Living organisms display an extraordinary amount of phenotypic variation driven and constrained by environmental and evolutionary pressures. The relevant aspect of that phenotypic variance are functional traits and specific trait combinations may reveal ecological strategies and represent suites of covarying traits that evolved in response to selection pressures. Global-scale analyses of functional trait variation and the shape of the multidimensional niche occupied by living organisms help to identify general characteristics of organismal form, function, and strategy. The elemental content of living organisms (carbon, nitrogen and phosphorus) are the building blocks of life and they represent key functional traits because they demonstrate a strong influence over organismal form and function.
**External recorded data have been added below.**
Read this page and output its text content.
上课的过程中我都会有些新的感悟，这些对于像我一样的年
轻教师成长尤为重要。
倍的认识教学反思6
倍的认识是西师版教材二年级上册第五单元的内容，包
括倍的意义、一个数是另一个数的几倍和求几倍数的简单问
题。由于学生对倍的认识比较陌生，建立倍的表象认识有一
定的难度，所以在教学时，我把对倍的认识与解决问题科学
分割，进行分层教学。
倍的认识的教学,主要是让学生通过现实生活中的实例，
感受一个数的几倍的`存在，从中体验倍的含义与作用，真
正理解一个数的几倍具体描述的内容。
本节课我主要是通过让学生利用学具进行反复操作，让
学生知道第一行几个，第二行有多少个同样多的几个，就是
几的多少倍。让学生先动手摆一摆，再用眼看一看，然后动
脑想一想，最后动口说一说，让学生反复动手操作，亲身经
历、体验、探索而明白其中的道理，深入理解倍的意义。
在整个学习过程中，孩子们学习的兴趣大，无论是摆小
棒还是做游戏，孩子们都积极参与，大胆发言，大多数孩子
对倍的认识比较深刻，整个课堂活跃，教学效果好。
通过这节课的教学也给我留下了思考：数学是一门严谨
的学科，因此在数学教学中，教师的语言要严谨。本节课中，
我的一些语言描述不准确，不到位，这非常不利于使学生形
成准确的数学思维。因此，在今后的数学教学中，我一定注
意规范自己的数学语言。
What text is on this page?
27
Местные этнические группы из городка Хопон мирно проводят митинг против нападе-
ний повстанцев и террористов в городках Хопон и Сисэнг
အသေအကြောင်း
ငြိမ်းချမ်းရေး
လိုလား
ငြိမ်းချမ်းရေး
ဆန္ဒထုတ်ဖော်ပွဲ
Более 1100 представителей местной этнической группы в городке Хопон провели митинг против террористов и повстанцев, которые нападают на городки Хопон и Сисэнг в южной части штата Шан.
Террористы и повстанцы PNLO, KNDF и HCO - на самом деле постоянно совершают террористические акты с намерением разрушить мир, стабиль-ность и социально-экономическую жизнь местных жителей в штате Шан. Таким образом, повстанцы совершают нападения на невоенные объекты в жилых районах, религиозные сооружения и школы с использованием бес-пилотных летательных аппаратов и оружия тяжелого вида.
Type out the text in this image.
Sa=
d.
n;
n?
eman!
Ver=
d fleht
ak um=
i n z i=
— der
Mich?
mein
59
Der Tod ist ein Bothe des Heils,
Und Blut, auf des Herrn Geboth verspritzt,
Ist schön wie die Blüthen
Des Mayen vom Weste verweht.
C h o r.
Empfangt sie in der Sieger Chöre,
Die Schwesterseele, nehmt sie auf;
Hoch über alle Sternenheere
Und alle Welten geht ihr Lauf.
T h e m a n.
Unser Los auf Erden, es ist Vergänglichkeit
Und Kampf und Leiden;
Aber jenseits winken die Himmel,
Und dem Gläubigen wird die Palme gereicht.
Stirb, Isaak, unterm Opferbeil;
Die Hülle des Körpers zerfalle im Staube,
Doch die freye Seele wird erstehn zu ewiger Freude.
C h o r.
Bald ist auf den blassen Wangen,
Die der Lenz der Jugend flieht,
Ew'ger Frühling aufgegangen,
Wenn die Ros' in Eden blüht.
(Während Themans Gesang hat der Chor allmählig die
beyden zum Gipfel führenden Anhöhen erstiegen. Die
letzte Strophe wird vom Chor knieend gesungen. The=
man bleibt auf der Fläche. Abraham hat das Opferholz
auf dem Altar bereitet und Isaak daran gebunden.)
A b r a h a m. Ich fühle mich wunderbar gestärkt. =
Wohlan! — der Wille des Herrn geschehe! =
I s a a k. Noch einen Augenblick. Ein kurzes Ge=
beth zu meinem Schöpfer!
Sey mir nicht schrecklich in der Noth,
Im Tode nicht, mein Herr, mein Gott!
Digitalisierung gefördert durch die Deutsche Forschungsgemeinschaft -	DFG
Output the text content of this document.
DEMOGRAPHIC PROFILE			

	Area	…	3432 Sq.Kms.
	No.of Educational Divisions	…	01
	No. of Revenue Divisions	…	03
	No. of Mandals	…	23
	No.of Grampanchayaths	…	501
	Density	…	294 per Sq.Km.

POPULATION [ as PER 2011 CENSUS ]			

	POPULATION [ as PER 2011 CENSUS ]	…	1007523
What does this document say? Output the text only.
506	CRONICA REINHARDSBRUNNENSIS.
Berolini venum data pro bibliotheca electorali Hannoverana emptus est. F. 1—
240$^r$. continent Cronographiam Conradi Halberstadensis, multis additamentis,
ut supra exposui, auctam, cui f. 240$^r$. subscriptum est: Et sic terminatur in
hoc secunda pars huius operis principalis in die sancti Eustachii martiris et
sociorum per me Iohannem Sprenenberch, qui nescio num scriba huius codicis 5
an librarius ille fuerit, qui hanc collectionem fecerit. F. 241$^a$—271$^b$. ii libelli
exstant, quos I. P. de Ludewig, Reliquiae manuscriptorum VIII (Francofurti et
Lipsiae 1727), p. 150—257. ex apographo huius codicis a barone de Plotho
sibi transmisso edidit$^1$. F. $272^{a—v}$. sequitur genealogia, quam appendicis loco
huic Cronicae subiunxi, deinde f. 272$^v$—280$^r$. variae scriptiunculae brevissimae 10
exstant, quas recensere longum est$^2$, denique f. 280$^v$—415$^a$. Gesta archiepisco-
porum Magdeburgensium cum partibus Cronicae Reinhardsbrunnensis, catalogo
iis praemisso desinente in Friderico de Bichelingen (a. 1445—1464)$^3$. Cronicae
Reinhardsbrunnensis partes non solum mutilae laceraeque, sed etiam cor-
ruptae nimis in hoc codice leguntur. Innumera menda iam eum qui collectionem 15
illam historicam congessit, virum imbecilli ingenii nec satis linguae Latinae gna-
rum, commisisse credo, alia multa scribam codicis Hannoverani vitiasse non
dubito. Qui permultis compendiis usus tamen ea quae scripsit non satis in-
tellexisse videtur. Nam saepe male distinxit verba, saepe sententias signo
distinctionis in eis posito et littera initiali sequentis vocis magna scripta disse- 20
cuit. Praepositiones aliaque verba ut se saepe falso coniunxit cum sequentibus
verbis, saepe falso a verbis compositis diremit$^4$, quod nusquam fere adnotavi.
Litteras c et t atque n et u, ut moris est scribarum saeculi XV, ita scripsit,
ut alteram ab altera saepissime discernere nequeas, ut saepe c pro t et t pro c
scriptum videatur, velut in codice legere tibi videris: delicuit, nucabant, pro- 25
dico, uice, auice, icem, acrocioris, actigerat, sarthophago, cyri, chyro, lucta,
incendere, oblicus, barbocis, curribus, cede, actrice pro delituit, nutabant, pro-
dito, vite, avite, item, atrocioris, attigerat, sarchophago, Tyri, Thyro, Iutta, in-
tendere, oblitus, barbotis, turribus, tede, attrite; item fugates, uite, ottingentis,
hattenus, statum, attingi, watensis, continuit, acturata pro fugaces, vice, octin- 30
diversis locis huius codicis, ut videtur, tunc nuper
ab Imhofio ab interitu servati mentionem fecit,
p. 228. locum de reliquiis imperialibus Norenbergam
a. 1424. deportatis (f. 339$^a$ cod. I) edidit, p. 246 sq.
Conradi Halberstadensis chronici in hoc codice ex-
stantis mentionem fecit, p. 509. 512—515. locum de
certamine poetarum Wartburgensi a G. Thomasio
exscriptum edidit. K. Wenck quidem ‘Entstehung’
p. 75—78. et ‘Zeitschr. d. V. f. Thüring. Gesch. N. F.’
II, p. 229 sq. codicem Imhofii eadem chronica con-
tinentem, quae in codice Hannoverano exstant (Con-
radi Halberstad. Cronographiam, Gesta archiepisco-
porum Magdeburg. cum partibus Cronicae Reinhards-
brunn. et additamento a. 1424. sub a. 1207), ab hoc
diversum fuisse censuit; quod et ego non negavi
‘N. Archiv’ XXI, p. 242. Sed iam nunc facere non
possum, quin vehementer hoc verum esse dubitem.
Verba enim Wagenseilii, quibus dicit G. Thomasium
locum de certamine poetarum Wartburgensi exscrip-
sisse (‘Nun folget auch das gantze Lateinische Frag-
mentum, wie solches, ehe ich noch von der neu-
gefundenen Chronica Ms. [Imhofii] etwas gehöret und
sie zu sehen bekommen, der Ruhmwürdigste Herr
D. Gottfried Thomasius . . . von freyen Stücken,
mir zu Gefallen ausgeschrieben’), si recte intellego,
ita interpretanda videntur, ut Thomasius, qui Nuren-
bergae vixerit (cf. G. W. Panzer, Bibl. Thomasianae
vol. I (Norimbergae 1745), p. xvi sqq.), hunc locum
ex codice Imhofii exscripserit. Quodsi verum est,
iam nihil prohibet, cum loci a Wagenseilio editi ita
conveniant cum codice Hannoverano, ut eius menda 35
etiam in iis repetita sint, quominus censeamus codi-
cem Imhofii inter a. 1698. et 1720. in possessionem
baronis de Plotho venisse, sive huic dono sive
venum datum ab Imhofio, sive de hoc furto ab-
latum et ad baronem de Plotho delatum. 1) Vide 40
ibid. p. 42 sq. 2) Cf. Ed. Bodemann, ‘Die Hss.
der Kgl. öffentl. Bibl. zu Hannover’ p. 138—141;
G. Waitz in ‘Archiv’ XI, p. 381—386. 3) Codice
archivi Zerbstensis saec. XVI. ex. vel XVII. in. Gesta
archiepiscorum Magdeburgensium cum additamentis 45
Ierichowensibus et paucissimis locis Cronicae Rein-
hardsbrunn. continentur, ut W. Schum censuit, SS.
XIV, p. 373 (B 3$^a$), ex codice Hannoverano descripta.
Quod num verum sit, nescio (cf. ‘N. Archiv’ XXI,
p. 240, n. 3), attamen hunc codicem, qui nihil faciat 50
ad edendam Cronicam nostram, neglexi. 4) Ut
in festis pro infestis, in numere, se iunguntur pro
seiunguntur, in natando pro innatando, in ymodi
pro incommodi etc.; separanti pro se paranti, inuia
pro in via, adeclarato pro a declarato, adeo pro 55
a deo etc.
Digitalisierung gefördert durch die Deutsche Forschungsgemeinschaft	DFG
Using a global database of elemental traits of animals, a multidimensional niche space was quantified to answer the following questions (i) What is the overall size, shape, and boundaries of the functional trait space of animals? (ii) Is the observed trait space of animals constrained compared the potential niche space? (iii) Are there stoichiometric niche differences between invertebrates and vertebrates occupying different habitats?
Results/Conclusions
The observed multidimensional trait space of animals (vertebrates and invertebrates pooled together) was much smaller than the potential niche space, which suggests the occurrence of trait correlations. Carbon and nitrogen were responsible for 50.51% of the variance of the the trait space, while phosphorus was responsible for 33.88%. The trait space of vertebrates and invertebrates revealed they differed in their use of the main chemical elements. The vertebrate niche shape was influenced more evenly by the three elements, while the invertebrate niche showed much less skew in phosphorus content. This is likely due to the fact that vertebrates sequester phosphorus in their bones. Further study will seek to explore whether the structural demands of terrestrial versus aquatic habitats cause a variance in animals’ use of C,N, and P.